Una tormenta fue silenciosamente reprimida. Unos días después, un sirviente de la mansión Kang fue a las montañas a recoger leña, pero regresó apresuradamente diciendo que había encontrado un cuerpo en la montaña. Tras conocer la noticia, el gobierno envió inmediatamente a la gente a revisar y de hecho trajo dos cuerpos. Tras la identificación, eran los desaparecidos A-yuan y Kang Liu de la mansión Kang. Después de que saliera la noticia, la gente de la ciudad suspiró, sintiendo que los cielos estaban ciegos y que era una pena para un par de buenos hermanos. Kang Dafu también invitó a varios monjes a realizar un ritual para cantar sutras para los dos y luego esparció las cenizas por las vastas montañas nevadas, esperando que tuvieran una buena próxima vida y no sufrieran más el frío y amargo viento.

 

—Ha sido una gran actuación —En el patio trasero de la mansión de Kang, Shen Qianling dijo mientras preparaba té— La gente de toda la ciudad habla de esto. Ahora Li Tie tiene que creerlo, aunque no quiera.

 

—También debemos agradecer al tío Kang y al magistrado prefectoral Liu por su ayuda —Shen Qianfeng dijo— Vosotros dos ayudasteis mucho.

 

—Esto es lo que debería hacer —La persona que habló se llamaba Liu Xiaoming, un nombre muy sencillo. Según Kang Dafu, también es una persona sencilla. Es el magistrado prefectoral del condado de la ciudad de Rendong.

 

—Su Excelencia, beba un poco de té —Shen Qianfeng tomó la taza de té de manos de Shen Qianling y se la entregó a Liu Xiaoming.

 

El magistrado prefectoral Liu se sintió halagado y se levantó rápidamente y dijo:

—Gracias, Príncipe Consorte [1].

 

—¡Pffff! ¡Coff! —Shen Qianling se atragantó con el té y luego miró al magistrado prefectoral Liu Xiaoming con una mirada muy comprensiva.

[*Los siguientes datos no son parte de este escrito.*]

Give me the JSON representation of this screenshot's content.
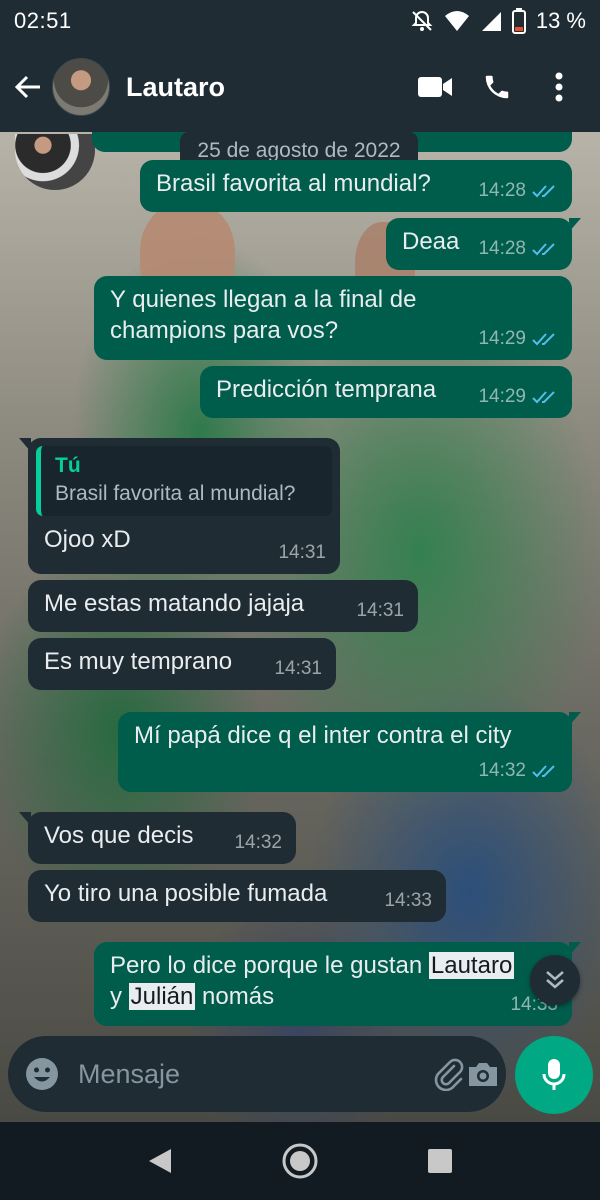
{
  "status_bar": {
    "time": "02:51",
    "battery": "13 %",
    "icons": [
      "notifications-off-icon",
      "wifi-icon",
      "signal-icon",
      "battery-low-icon"
    ]
  },
  "header": {
    "contact_name": "Lautaro",
    "icons": [
      "back-arrow-icon",
      "video-call-icon",
      "voice-call-icon",
      "more-vert-icon"
    ]
  },
  "chat": {
    "date_chip": "25 de agosto de 2022",
    "messages": [
      {
        "direction": "out",
        "text": "Brasil favorita al mundial?",
        "time": "14:28",
        "status": "read"
      },
      {
        "direction": "out",
        "text": "Deaa",
        "time": "14:28",
        "status": "read"
      },
      {
        "direction": "out",
        "text_lines": [
          "Y quienes llegan a la final de",
          "champions para vos?"
        ],
        "time": "14:29",
        "status": "read"
      },
      {
        "direction": "out",
        "text": "Predicción temprana",
        "time": "14:29",
        "status": "read"
      },
      {
        "direction": "in",
        "quote": {
          "author": "Tú",
          "text": "Brasil favorita al mundial?"
        },
        "text": "Ojoo xD",
        "time": "14:31"
      },
      {
        "direction": "in",
        "text": "Me estas matando jajaja",
        "time": "14:31"
      },
      {
        "direction": "in",
        "text": "Es muy temprano",
        "time": "14:31"
      },
      {
        "direction": "out",
        "text": "Mí papá dice q el inter contra el city",
        "time": "14:32",
        "status": "read"
      },
      {
        "direction": "in",
        "text": "Vos que decis",
        "time": "14:32"
      },
      {
        "direction": "in",
        "text": "Yo tiro una posible fumada",
        "time": "14:33"
      },
      {
        "direction": "out",
        "parts": [
          "Pero lo dice porque le gustan ",
          "Lautaro",
          "y ",
          "Julián",
          " nomás"
        ],
        "time": "14:33"
      }
    ]
  },
  "composer": {
    "placeholder": "Mensaje",
    "icons": [
      "emoji-icon",
      "attach-icon",
      "camera-icon",
      "mic-icon"
    ]
  },
  "nav_bar": {
    "icons": [
      "back-triangle-icon",
      "home-circle-icon",
      "recents-square-icon"
    ]
  },
  "colors": {
    "header_bg": "#1f2c34",
    "outgoing_bubble": "#005c4b",
    "incoming_bubble": "#1f2c34",
    "accent": "#00a884",
    "read_ticks": "#53bdeb"
  }
}
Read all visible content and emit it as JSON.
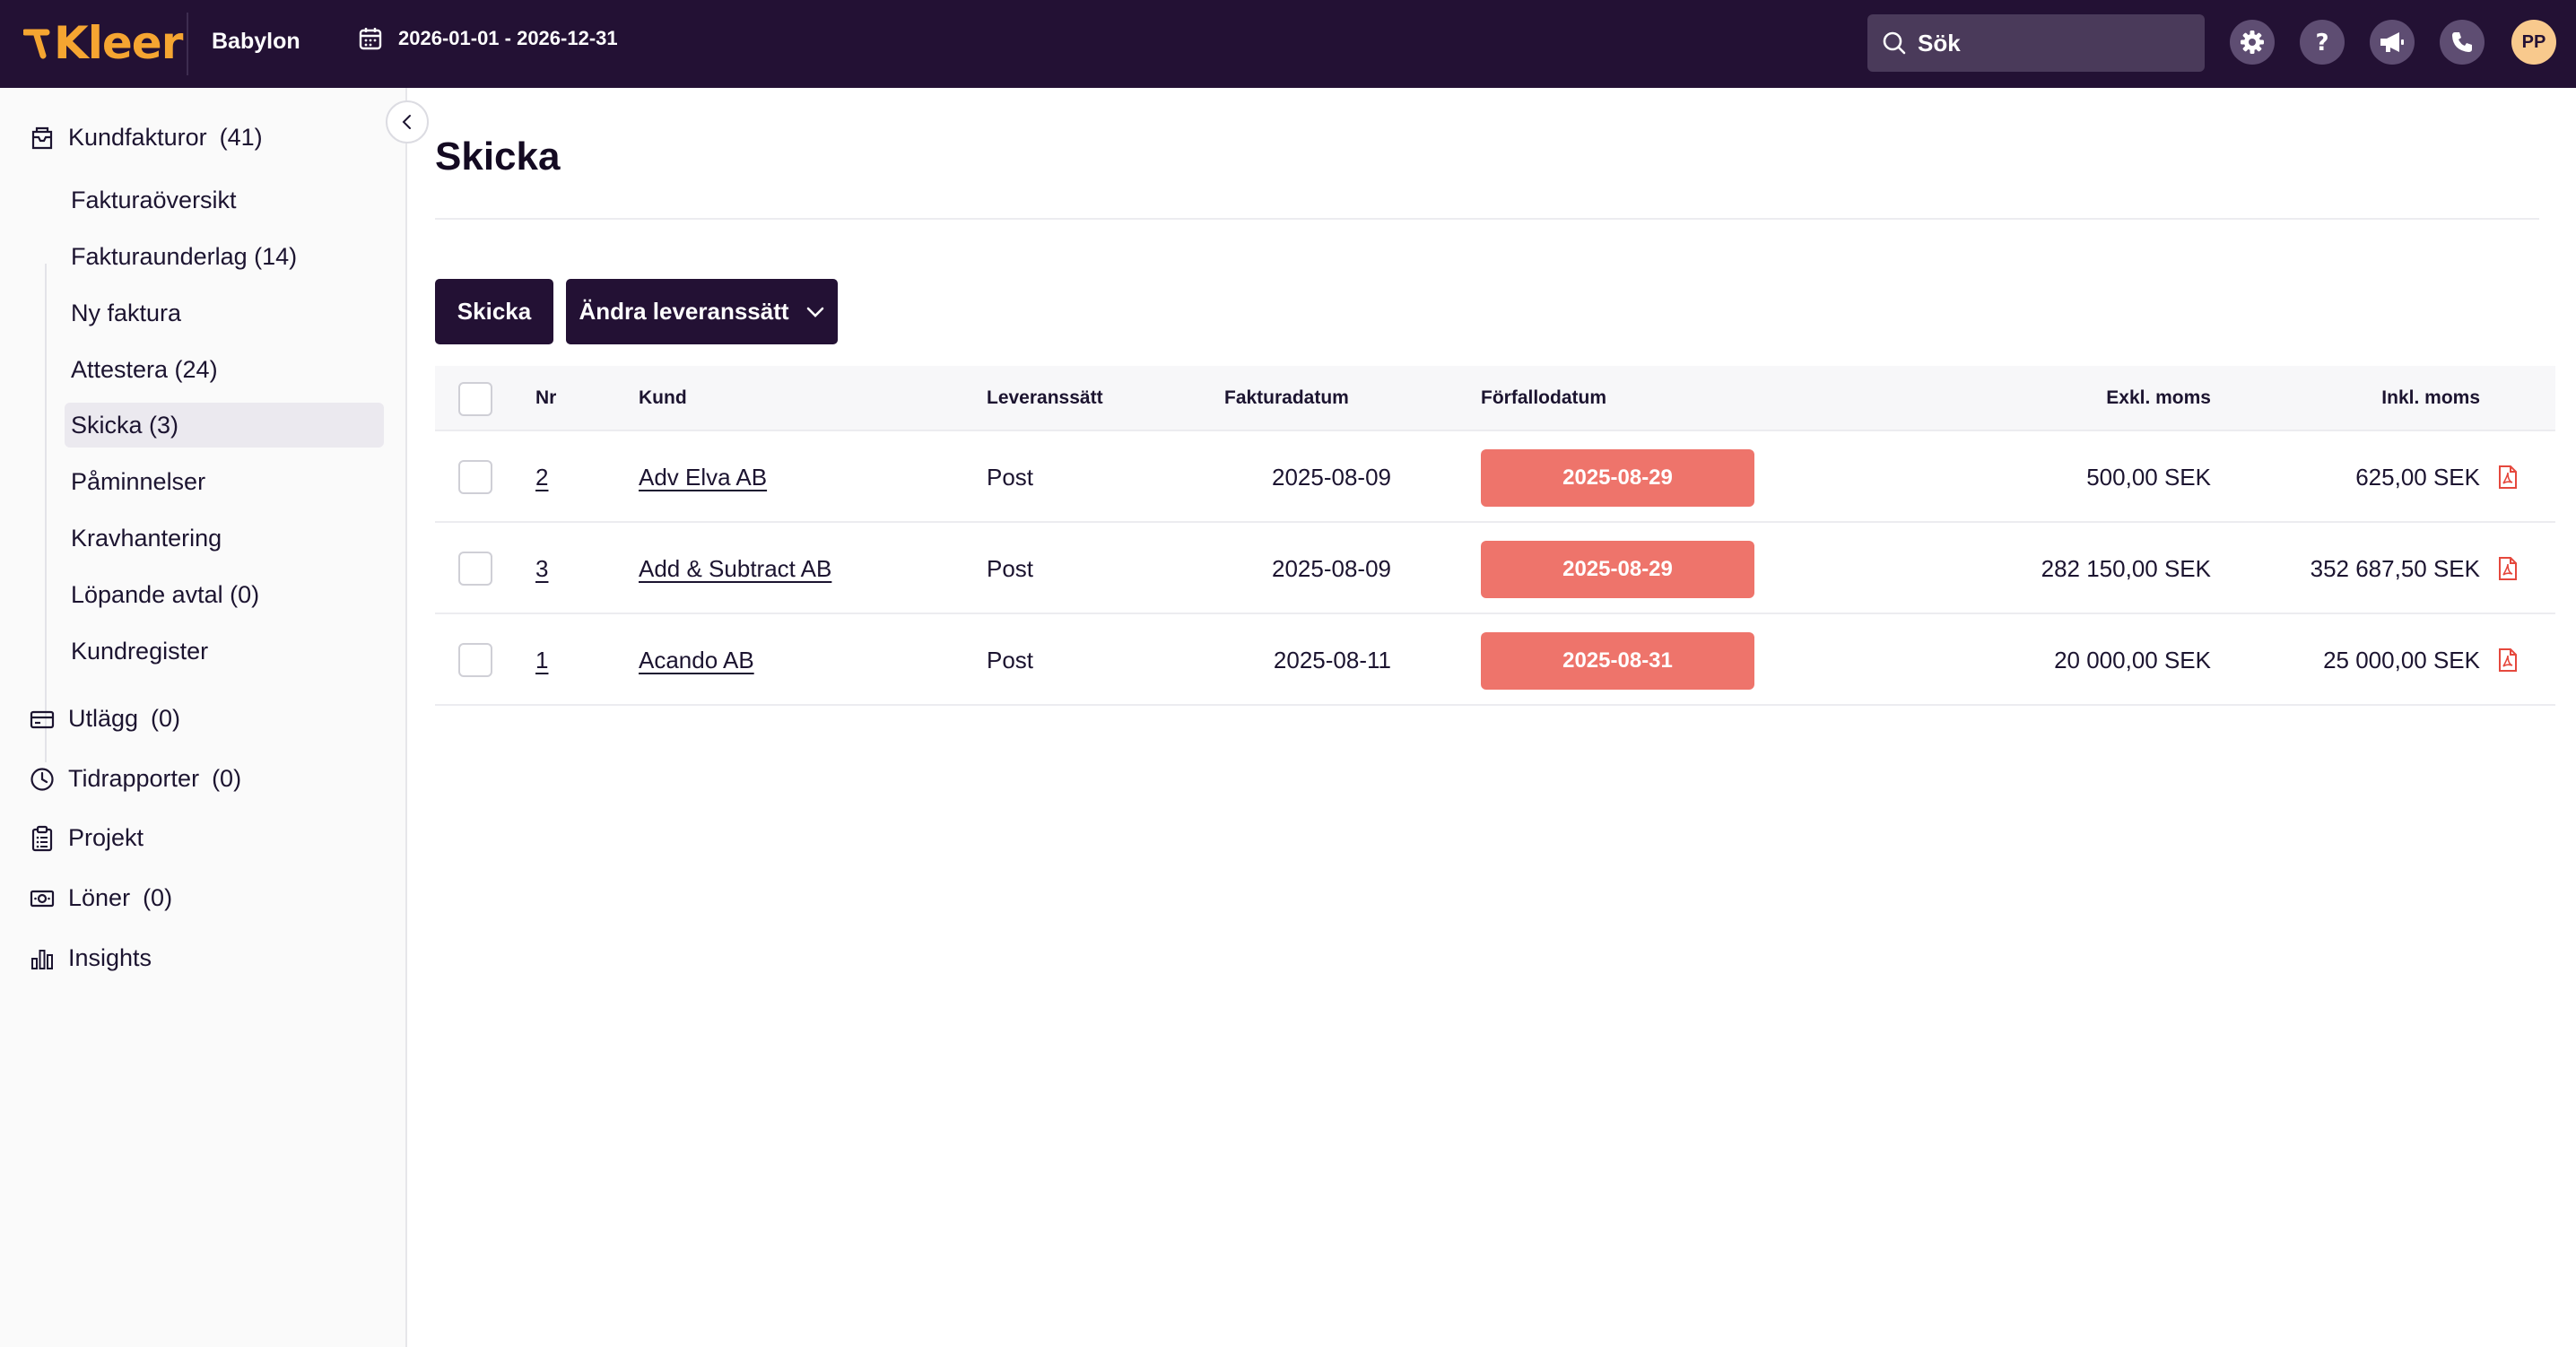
{
  "header": {
    "logo": "Kleer",
    "company": "Babylon",
    "period": "2026-01-01 - 2026-12-31",
    "search_placeholder": "Sök",
    "avatar_initials": "PP",
    "icons": [
      "gear-icon",
      "help-icon",
      "megaphone-icon",
      "phone-icon"
    ]
  },
  "sidebar": {
    "kundfakturor": {
      "label": "Kundfakturor",
      "count": "(41)"
    },
    "sub_items": [
      {
        "label": "Fakturaöversikt"
      },
      {
        "label": "Fakturaunderlag (14)"
      },
      {
        "label": "Ny faktura"
      },
      {
        "label": "Attestera (24)"
      },
      {
        "label": "Skicka (3)",
        "active": true
      },
      {
        "label": "Påminnelser"
      },
      {
        "label": "Kravhantering"
      },
      {
        "label": "Löpande avtal (0)"
      },
      {
        "label": "Kundregister"
      }
    ],
    "utlagg": {
      "label": "Utlägg",
      "count": "(0)"
    },
    "tidrapporter": {
      "label": "Tidrapporter",
      "count": "(0)"
    },
    "projekt": {
      "label": "Projekt"
    },
    "loner": {
      "label": "Löner",
      "count": "(0)"
    },
    "insights": {
      "label": "Insights"
    }
  },
  "main": {
    "title": "Skicka",
    "send_button": "Skicka",
    "change_delivery_button": "Ändra leveranssätt",
    "columns": {
      "nr": "Nr",
      "kund": "Kund",
      "leveranssatt": "Leveranssätt",
      "fakturadatum": "Fakturadatum",
      "forfallodatum": "Förfallodatum",
      "exkl_moms": "Exkl. moms",
      "inkl_moms": "Inkl. moms"
    },
    "rows": [
      {
        "nr": "2",
        "kund": "Adv Elva AB",
        "leveranssatt": "Post",
        "fakturadatum": "2025-08-09",
        "forfallodatum": "2025-08-29",
        "exkl_moms": "500,00 SEK",
        "inkl_moms": "625,00 SEK"
      },
      {
        "nr": "3",
        "kund": "Add & Subtract AB",
        "leveranssatt": "Post",
        "fakturadatum": "2025-08-09",
        "forfallodatum": "2025-08-29",
        "exkl_moms": "282 150,00 SEK",
        "inkl_moms": "352 687,50 SEK"
      },
      {
        "nr": "1",
        "kund": "Acando AB",
        "leveranssatt": "Post",
        "fakturadatum": "2025-08-11",
        "forfallodatum": "2025-08-31",
        "exkl_moms": "20 000,00 SEK",
        "inkl_moms": "25 000,00 SEK"
      }
    ]
  },
  "colors": {
    "topbar": "#231134",
    "logo": "#f5a531",
    "overdue_badge": "#ee746b",
    "pdf_icon": "#e5483d",
    "avatar": "#f8c98d"
  }
}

«Por suerte mi cuñada no está, de lo contrario te perseguiría por el patio, te golpearía, y desde luego no podríamos ayudarte.»

 

Qin Shaoyu también intentaba contener la risa. «Los eruditos pueden ser aburridos, pero a veces resultan muy entretenidos.»

 

—Excelencia, llámeme por mi nombre —dijo Shen Qianfeng.

 

—¿Cómo puede un humilde funcionario dirigirse al Príncipe Consorte por su nombre? —Liu Xiaoming agitó la mano— Entonces me dirigiré a usted como líder de la Alianza, Shen. ¿Cuál será tu próximo plan?

 

—He enviado una carta de vuelta a la Ciudad Hansong. Se espera que mi gente llegue en los próximos días —Shen Qianfeng dijo— El Gobernador Supervisor del Noreste también ha recibido la noticia. Si no ocurre nada inesperado, podremos liderar nuestro ejército para capturar la aldea de Beixun y sofocar a todos los rebeldes en un mes.

 

—Bien —Los ojos de Liu Xiaoming eran firmes y parecía un héroe.

 

Shen Qianling sonreía a un lado.

 

«Este señor se parece un poco a Lord Wen Liunian.»

 

«¡¿Cuándo podré volver a la Ciudad Yunlan?!»

 

Había un atisbo de melancolía en su corazón.

 

—¿Qué pasa? —Qin Shaoyu le preguntó a Shen Qianling después de que todos se fueran— Pareces estar soñando despierto.

 

—Echo un poco de menos a Lord Wen —dijo Shen Qianling.

 

—¿Hmm? —Qin Shaoyu le pellizcó la mejilla.

 

Shen Xiaoshou siguió de inmediato.

—Lord Wen… y la cecina.

 

—Cuando volvamos, pediré uno de ciento ochenta libras —Qin Shaoyu lo llevó al dormitorio— Lo comeremos durante tres días.

 

Shen Qianfeng: “…”

«¿Te quedan ambiciones en la vida?»

 

Unos días después, empezó a nevar por la noche. Shen Qianling estaba agachado junto al fogón de la casa calentando vino Shaoxing, con la intención de calentar a todos, cuando de repente escuchó un chirrido familiar que venía de fuera del jardín.

 

Shen Qianling: “…”

 

Miró a Qin Shaoyu, intentando confirmar si estaba alucinando.

 

Al momento siguiente, la puerta se abrió y una pequeña figura llena de plumas voló hacia él con una postura muy ágil.

 

—¡Eres tú de verdad! —Shen Qianling se sorprendió un poco.

 

Una docena de guardias vestidos de negro también entraron, con algo de nieve sobre los hombros.

 

—¡Chirp! —Los ojos negros del pequeño Fénix brillaban, y llevaba una pequeña bolsa colgada a la espalda. Obviamente estaba de viaje y vestía de forma muy profesional.

 

Shen Qianling se divirtió y lo abrazó mientras le frotaba.

 

Los guardianes oscuros del Palacio Perseguidor de las Sombras también estaban muy emocionados.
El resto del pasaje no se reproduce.